Sir Keir, his party's Brexit spokesperson, said he had real concerns about the current backstop but that some version of it remains necessary.
He said he believes a combination of the UK being part of a customs union with the EU and aligning with the regulations of its single market can secure the UK economy.
He added it would ensure there was no hard border on the island of Ireland.
Sir Keir wants the prime minister to hold another Commons vote on the customs union proposal.
'Not reasonable' to expect different deal outcome
by John Campbell, BBC News NI economics editor
The Dutch foreign minister has said the EU is willing to listen to "specific proposals" on the Brexit backstop but so far none have been made by the UK.
Stefan Blok was speaking on a visit to the Irish border on Monday.
He said it was "not reasonable" to expect there will be a completely different outcome to what has already been negotiated.
He was joined on the border by Ireland's Europe Minister Helen McEntee.
She said the backstop was needed to protect peace and the all-island economy.
She called on the UK government to live up to its commitments.
A group of MPs, including Brexit Secretary Stephen Barclay, and government officials are discussing alternative arrangements to the Irish backstop.
The Alternative Arrangements Working Group, consisting of Leave and Remain MPs, is holding three days of talks from Monday.
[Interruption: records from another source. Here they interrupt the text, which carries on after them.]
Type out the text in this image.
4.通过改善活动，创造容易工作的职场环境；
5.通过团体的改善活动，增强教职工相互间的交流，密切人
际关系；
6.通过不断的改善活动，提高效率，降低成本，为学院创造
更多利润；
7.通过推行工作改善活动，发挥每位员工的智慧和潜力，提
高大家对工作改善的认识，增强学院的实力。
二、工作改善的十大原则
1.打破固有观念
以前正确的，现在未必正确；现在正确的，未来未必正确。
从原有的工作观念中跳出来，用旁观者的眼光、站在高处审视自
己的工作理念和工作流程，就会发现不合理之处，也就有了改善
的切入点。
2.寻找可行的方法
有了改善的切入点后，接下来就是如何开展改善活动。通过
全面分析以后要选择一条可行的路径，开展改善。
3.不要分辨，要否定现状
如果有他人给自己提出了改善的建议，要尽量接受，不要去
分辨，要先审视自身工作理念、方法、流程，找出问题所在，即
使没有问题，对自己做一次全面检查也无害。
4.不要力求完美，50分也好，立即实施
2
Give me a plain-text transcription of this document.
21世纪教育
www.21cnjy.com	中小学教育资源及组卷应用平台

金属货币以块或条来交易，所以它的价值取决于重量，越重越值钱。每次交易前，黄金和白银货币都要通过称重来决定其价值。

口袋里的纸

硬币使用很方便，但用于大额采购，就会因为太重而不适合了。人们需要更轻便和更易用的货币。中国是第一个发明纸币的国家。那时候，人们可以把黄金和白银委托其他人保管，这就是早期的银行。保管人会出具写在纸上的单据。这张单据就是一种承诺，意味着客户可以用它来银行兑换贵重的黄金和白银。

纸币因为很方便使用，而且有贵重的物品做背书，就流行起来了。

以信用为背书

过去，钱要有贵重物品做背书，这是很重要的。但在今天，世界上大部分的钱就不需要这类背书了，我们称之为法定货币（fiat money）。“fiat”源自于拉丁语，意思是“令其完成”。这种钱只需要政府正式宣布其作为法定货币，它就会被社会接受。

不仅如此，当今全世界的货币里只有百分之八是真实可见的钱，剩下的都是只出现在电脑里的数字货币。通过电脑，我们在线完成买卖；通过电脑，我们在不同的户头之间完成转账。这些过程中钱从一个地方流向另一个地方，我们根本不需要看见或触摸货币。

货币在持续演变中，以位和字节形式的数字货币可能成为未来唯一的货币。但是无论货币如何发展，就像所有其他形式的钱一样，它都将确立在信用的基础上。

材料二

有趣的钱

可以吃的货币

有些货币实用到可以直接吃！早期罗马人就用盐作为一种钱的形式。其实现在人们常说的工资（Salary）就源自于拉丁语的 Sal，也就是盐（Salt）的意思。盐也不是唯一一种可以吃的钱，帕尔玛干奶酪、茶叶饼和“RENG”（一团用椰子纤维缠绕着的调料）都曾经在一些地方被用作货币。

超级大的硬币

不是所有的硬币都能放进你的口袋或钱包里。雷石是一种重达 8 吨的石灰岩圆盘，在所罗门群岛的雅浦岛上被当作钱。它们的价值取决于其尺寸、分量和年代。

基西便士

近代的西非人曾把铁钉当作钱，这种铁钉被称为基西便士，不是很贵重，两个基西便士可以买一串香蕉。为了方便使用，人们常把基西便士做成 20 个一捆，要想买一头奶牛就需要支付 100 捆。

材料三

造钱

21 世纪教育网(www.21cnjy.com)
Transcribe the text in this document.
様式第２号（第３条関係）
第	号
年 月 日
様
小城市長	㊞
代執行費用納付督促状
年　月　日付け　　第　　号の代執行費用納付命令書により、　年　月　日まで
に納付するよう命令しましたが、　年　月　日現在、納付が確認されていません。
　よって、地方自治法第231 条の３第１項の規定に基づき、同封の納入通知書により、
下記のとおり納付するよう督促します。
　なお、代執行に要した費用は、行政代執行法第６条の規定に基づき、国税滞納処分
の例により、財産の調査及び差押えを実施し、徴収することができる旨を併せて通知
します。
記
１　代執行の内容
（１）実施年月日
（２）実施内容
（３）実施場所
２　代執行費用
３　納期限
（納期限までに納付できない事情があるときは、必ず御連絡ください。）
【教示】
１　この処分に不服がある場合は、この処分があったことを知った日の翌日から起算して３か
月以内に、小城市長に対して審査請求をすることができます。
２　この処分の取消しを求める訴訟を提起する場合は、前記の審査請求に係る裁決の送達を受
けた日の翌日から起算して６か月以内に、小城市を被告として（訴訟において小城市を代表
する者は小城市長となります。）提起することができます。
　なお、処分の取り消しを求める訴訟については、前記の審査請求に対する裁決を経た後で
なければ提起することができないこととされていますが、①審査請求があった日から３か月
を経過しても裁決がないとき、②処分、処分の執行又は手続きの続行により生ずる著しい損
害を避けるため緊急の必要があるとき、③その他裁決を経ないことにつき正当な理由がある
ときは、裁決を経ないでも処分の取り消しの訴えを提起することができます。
Sir Keir said it was unlikely this approach would work at this late stage in the Brexit negotiations.
He added that the prime minister's change in policy had raised anxiety levels in Northern Ireland.
Meanwhile, the UK government has announced it has agreed a deal with the Irish government over social security arrangements for UK and Irish citizens living and working in each other's state.
The agreement is part of the commitment to maintain the rights associated with the Common Travel Area, the UK government said.
What is the backstop?
The backstop is an insurance policy to ensure no hard border on the island of Ireland and would kick in if, two years after the Brexit, the UK and the EU cannot reach a trade agreement that avoided the need for physical border checks.
It would keep the UK in the "single customs territory" with the EU and leave Northern Ireland effectively in the EU's single market for goods.
Critics fear the UK could be "trapped" in this arrangement for years, while Unionist MPs in Northern Ireland also fear it would divide Northern Ireland from the rest of the UK.
Parliament rejected the original withdrawal agreement over objections to the backstop.
Mrs May will now return to the EU and try to renegotiate the deal. However, the EU has said it will not reopen talks on the backstop.